Hasan Minhaj Gives Thought-Provoking Lecture On Refugee Debate
Critically acclaimed actor, comedian, and writer Hasan Minhaj spoke to a packed Freeman Auditorium Tuesday night as part of SPA’s collaboration with PRCC and its Radical Justice Speaker Series.
“The Daily Show” correspondent opened with a series of jokes on topics ranging from Mulan’s gender fluidity to the real reason Dunkin’ Donuts is superior to Starbucks. But it wasn’t long before Minhaj chose to delve into the trials he has faced throughout his life.
Minhaj described an instance in which he sat on a plane pre-takeoff when his mom called him. He answered the phone, but when she spoke Hindi, he became very aware of the implications he might face from those around him. Minhaj hung up the phone, which he knew wouldn’t go over well and would require heavy explanation later.

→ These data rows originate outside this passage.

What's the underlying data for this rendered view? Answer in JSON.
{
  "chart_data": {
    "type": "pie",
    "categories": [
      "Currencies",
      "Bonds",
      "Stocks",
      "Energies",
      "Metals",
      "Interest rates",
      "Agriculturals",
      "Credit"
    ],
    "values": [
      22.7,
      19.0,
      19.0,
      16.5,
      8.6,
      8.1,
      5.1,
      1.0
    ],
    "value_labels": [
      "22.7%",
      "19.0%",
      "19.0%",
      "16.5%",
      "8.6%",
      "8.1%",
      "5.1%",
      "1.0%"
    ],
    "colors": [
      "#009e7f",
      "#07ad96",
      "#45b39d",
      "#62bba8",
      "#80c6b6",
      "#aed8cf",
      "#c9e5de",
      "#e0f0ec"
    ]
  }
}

“I can’t speak to my mom on the phone on a plane because people are afraid of terrorism,” Minhaj said.
He then turned his lecture to the main topic: refugees and the national debate on the topic. In the midst of the Supreme Court’s passage of the third version of President Trump’s travel ban, Minhaj attempted to give what he called a “rational argument to an irrational fear.”
The 2017 White House correspondents’ dinner host shared some eye-opening statistics of things that are more likely to kill you than a foreign-born terrorist. Featured on the list was everything from shark attacks to furniture.
“Unless the furniture is from IKEA,” Minhaj joked, “because then it counts as both [furniture and foreign terrorism].”
But Minhaj recognized that interesting statistics only go so far considering the nature of the argument. For him, the issue has always come down to something much deeper.
“The refugee debate boils down to a war on values” Minhaj said.
He stressed the fact that most policy makers are concerned with whether or not refugees can accept American values. He showed several news clips of Republican politicians repeating the same sentiment before highlighting the disconnect that lies within that concern.
“Can Americans adopt American values?” Minhaj asked.
He explained the nation was founded on religious freedom, and it was founded by immigrants. Therefore, it is hypocritical to exclude refugees based on race or religion. Doing so only aggravates the problem further and widens the divide on a national level.
He concluded by arguing that if people are willing to wait a minimum of two years and subject themselves to extensive vetting to come to America, then they deserve a chance to thrive here. And in the spirit of those who came before us, anyone who aims to pave their way in the United States should be given a fair opportunity to follow those dreams.